The Turing machine and computability. Turing analyzed computation into its barest elements — a tape, a finite set of states, rules for reading and writing symbols — and used the resulting abstract machine to make “effectively calculable” mathematically precise. The analysis underwrites the Church–Turing thesis: the functions computable by an idealized mechanical procedure are exactly the Turing-computable ones. It is a claim about which functions can be mechanically computed — not, on its face, a claim about minds. See Computation and the Church-Turing Thesis.

The universal machine. Turing showed that a single machine, given a description of any other, can simulate it. The universal Turing machine is the theoretical ancestor of the stored-program computer — one device that runs any program — and the formal root of the idea that the same computation can be realized on many different physical substrates.

The imitation game (the Turing test). Facing the question “Can machines think?”, Turing judged it “too meaningless to deserve discussion” and proposed replacing it with an operational substitute: a human judge, communicating by text alone with a hidden human and a hidden machine, tries to tell which is which.
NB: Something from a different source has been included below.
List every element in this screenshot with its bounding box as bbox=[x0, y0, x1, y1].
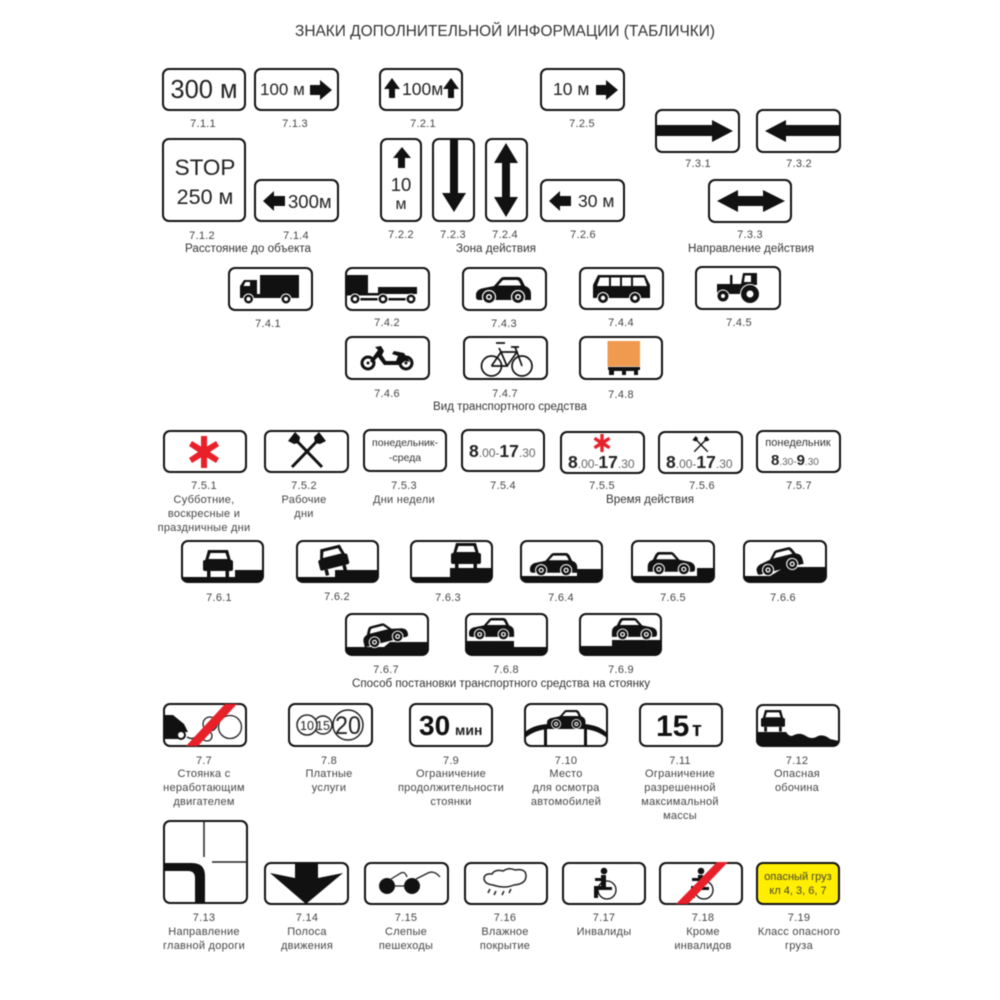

A machine that reliably passes — that cannot be distinguished from the human by conversation — should, Turing argued, be credited with thinking. The move is deliberately behavioral: it sets aside what is going on inside in favor of what the system can do. Crucially, Turing explicitly bracketed consciousness: replying to “the argument from consciousness,” he declined to settle whether the machine has inner experience, treating that as a separate question from whether it thinks. He also anticipated and answered a battery of objections — the theological objection, the mathematical objection from Gödel, and “Lady Lovelace’s objection” that a machine can only do what it is told.
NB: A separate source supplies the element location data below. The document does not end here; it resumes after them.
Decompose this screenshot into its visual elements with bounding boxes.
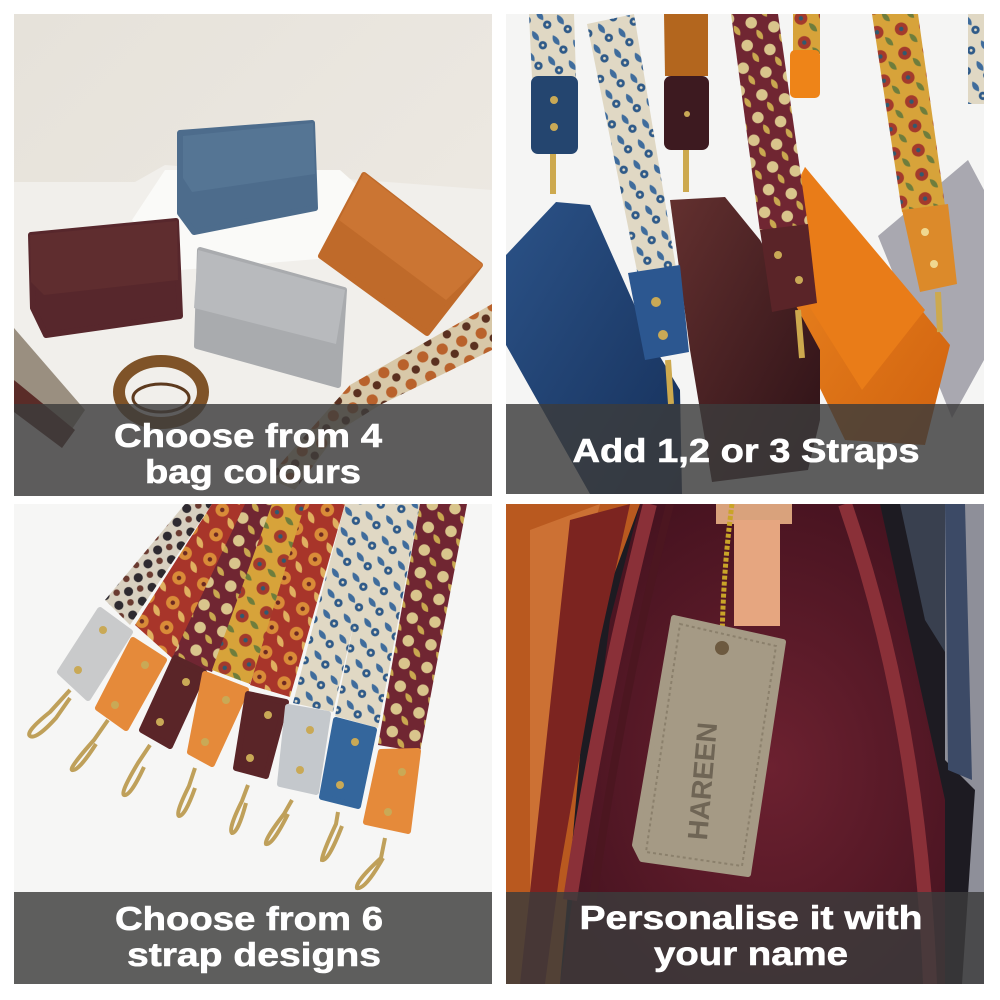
icon: side fabric [900,504,984,984]
icon: navy bag [506,202,682,494]
caption band: personalise: your name [654,935,848,972]
caption band: bag colours: Choose from 4 [114,417,383,454]
icon: strap right [268,304,492,490]
caption band: straps [506,404,984,494]
icon: bag interior [560,504,945,984]
panel: straps [506,14,984,494]
icon: strap left [14,328,85,448]
caption band: bag colours [14,404,492,496]
caption band: straps: Add 1,2 or 3 Straps [572,432,920,469]
icon: grey bag back [878,160,984,418]
caption band: personalise [506,892,984,984]
icon: orange bag [321,173,483,333]
panel: strap designs [14,504,492,892]
panel: bag colours [14,14,492,496]
straps fan [105,504,467,752]
icon: leather name tag: HAREEN [682,721,723,841]
icon: coiled strap [119,361,203,423]
icon: grey bag [194,250,345,385]
icon: clasp and ribbon [716,504,792,626]
straps [529,14,984,404]
icon: wine bag [670,197,820,482]
icon: orange pocket [506,504,640,984]
caption band: strap designs [14,892,492,984]
icon: leather name tag [635,618,783,874]
caption band: strap designs: strap designs [127,936,381,973]
icon: orange bag [796,167,950,445]
panel: personalise [506,504,984,984]
caption band: strap designs: Choose from 6 [115,900,383,937]
caption band: personalise: Personalise it with [580,899,922,936]
caption band: bag colours: bag colours [145,453,361,490]
strap tabs and clasps [29,610,418,888]
icon: blue bag [180,123,315,232]
icon: maroon bag [30,221,180,335]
Relation to the Later Debate

Turing’s framing set the terms for everything that followed. Functionalism and the computational theory of mind inherit his universal-machine picture of substrate-independent organization. Searle’s Chinese Room is, in his own words, a kind of dual of the imitation game — a case designed to show that passing a behavioral language test (manipulating symbols by rule) is not sufficient for understanding. Contemporary work on large language models has revived the test directly: systems now routinely produce human-indistinguishable text, which sharpens rather than settles the question Turing set aside.

My View

Turing is indispensable, and the book engages him at two distinct seams — taking care not to blame him for conflations made in his name.
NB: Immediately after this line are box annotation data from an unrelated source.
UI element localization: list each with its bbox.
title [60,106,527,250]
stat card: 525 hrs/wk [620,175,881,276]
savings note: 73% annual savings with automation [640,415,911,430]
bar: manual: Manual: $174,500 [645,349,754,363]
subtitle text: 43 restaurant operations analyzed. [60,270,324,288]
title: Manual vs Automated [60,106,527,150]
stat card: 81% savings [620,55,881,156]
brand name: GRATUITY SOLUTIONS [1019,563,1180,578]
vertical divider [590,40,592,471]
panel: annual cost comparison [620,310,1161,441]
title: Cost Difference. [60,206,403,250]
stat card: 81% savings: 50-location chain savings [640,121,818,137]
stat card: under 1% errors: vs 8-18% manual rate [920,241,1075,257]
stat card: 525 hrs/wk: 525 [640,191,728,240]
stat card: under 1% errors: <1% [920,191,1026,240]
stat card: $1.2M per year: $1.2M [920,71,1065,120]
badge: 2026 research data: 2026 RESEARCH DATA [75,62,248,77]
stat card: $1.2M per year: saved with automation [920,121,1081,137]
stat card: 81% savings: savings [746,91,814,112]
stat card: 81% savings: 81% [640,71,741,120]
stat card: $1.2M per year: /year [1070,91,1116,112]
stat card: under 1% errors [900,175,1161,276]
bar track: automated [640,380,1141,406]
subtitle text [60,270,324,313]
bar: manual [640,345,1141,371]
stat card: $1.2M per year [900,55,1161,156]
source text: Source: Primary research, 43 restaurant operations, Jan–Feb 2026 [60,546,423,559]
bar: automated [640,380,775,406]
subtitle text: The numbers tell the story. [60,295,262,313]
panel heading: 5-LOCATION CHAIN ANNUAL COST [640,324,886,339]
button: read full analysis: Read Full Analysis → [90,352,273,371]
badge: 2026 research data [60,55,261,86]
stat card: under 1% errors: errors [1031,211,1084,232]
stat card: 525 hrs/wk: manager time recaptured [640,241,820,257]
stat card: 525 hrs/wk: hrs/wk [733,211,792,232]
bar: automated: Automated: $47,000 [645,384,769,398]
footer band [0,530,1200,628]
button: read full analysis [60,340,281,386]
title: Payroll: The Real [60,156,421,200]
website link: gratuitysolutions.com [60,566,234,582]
First, the Church–Turing thesis is not computationalism. Turing told us which functions a machine can compute; he did not thereby tell us that minds are such computations, or that running the right computation suffices for a mind. Treating his thesis as if it answered the metaphysical question is one of the cleaner category errors in the field, and the book separates the two explicitly (see Computation and the Church-Turing Thesis and Simulation and Realization). Turing the logician proved something true and precise; the overreach belongs to his readers.

Second, the Turing test sets exactly the bar the book rejects. The imitation game measures whether a system sounds human, and the whole argument of the book’s final part is that sounding human is the wrong test — what matters is whether a system stands in the world-involving relations meaning and consciousness actually require. I give Turing his due here: in 1950, with behaviorism ascendant and no science of the inner life in sight, an operational test was a reasonable and clarifying move, and he was scrupulous enough to bracket consciousness rather than pretend the test settled it. The error is in his successors who forget that bracketing and wield a passed test as proof of an inner life. The test’s own author would not have made that move. And the reflex the test formalizes — read a mind off fluent output — is precisely the ELIZA effect the book opens with: the projection machine running at full throttle. Turing named the modern question; the book’s answer is that he asked it in the one register guaranteed to miss what we most want to know.